Anders is full of sh*t. And that’s the point–he represents the type of flawed individual who doesn’t possess the disciplinal nature that causes them to act selflessly. As the film continues, we go from getting angry at this tool to empathizing with him as his humanity surfaces further. Oh, and he’s also still very much enamored with his ex-wife and shows up to parties where she might be…and where old friends would rather he just disappear. But also, Helene also has a new boyfriend. (He’s played by Bill Camp, one of the best character actors working today, as evidenced by his appearances in “Wildlife,” Love & Mercy, Midnight Special, and a whole bunch of other films from the past few years.) But Anders soon meets Barbara (Connie Britton), a single mother with the sharp wit and equally unorthodox demeanor that just might be what Anders needs right now. Many of the other characters in this film are also full of sh*t–this includes Anders and Helene’s 20something-year-old son Preston (Thomas Mann), a former drug addict who still lives with his mother, takes a job as a reading teacher (a job his mother got him), and has no aspirations in life. (Anders sometimes has to play the “tough-love” card on him, even though he’s not really one to talk.) There’s also Sophie & Mitchell Ashford (Elizabeth Marvel and Michael Gaston), who seem to be going through the same thing with their drug-addict teenage son Charlie (Charlie Tahan) that Anders and Helene went though with Preston but would rather pretend there’s nothing wrong unless it best suits them. (Shades of Ordinary People here.)

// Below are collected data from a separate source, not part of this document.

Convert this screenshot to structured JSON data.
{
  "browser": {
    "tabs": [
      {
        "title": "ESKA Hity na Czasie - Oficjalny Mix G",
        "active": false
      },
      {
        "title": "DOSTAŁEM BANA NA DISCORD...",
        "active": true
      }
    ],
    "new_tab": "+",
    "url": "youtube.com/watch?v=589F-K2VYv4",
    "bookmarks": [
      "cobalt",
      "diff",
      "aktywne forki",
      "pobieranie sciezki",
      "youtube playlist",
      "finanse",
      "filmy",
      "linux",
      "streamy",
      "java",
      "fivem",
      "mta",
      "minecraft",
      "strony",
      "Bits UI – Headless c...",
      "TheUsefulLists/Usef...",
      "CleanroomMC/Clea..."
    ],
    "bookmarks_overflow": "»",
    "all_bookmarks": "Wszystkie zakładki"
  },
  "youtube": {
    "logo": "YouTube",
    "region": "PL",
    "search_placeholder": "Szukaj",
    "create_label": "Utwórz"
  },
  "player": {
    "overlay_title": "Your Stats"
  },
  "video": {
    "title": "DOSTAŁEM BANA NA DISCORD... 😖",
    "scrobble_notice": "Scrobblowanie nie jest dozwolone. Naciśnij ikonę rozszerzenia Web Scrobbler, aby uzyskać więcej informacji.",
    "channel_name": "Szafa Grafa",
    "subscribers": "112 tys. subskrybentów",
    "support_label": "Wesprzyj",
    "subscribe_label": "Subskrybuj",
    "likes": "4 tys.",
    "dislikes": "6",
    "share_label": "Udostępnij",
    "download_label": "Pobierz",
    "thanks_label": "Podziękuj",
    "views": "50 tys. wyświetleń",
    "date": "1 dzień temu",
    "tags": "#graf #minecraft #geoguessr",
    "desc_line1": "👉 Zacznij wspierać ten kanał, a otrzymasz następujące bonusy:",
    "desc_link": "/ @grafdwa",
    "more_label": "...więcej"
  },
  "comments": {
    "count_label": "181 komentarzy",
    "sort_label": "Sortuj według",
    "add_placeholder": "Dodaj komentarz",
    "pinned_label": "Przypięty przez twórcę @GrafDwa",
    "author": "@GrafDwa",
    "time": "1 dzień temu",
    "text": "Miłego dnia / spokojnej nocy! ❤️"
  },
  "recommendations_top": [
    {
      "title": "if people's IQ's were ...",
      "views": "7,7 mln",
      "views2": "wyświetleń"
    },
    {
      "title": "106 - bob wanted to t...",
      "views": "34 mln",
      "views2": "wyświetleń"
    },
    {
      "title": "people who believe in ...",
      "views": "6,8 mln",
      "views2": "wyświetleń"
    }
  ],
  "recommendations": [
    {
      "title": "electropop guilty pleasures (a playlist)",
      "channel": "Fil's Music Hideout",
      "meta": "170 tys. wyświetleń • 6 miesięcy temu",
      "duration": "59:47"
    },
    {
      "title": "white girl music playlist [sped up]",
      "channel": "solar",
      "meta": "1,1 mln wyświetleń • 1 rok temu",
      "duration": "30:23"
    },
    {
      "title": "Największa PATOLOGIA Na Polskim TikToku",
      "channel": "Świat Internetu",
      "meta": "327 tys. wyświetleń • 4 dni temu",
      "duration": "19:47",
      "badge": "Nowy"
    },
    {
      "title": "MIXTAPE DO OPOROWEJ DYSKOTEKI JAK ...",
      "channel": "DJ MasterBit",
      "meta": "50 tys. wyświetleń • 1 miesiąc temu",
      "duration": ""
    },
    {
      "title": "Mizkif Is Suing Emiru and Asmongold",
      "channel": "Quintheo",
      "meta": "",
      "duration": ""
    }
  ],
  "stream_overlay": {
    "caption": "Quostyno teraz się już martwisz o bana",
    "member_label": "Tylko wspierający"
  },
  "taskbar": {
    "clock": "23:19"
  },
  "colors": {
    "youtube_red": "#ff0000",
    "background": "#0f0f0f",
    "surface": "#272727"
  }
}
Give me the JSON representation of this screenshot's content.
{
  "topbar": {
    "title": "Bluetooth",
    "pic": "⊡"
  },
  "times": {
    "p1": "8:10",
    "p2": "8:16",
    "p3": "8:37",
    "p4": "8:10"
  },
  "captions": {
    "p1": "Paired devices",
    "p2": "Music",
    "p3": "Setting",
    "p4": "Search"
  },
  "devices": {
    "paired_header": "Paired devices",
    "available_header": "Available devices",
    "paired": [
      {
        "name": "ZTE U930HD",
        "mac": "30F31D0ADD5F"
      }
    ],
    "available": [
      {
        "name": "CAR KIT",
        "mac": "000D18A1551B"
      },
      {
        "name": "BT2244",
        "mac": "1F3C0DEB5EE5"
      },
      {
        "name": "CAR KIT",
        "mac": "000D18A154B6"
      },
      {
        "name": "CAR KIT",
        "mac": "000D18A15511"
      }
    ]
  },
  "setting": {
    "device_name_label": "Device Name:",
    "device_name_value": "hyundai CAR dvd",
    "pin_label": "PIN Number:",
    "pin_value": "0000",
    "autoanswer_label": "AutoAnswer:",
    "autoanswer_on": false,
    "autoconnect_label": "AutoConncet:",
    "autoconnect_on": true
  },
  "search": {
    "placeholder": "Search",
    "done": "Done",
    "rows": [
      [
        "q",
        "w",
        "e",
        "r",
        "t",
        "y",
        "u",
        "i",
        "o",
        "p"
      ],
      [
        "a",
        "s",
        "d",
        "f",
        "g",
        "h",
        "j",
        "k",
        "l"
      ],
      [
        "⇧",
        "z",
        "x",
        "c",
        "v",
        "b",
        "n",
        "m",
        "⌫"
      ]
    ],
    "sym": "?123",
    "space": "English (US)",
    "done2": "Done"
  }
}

All of the actors are fantastic here, but the one that impressed me the most was Charlie Tahan, who has a small but pivotal role in this film. He was great as the troubled teenage killer in Super Dark Times; here, he’s not violent, but he’s still very much troubled. Also, his story of how he uses art as a form of escapism is truly moving–I’ve seen this story aspect many times in other movies, but it takes the right character, the right dialogue, and the right delivery to truly sell it. His interactions with Anders, with whom he often gets high (once on PCP!), are wonderfully handled as well, and Mendelsohn is a great foil for Tahan. (Charlie Tahan is one of my favorite young actors working today–I should check out “Ozark” now, shouldn’t I?)

Obviously, at age 28, I’m not old enough to know enough people like Anders to say “The Land of Steady Habits” is totally accurate–but it does FEEL real, other critics have used their own personal experiences to relate to it, and I did know plenty of people like Preston and Charlie. (…I still know those people, actually–hell, I even see a little bit of myself in Preston.)

Why is it one of my new favorites? I think it’s just the spirit of it–the droll, sardonic, cynical spirit of it all. Or maybe I see it as a cautionary tale about what could happen to me if I don’t take what I learned in school or from my parents and put it all to good use in adulthood. Or maybe I just see it as a way of feeling comfortable whenever I inevitably screw up, because that’s just what happens, whether I intend to or not.

Either way…”The Land of Steady Habits” speaks to me.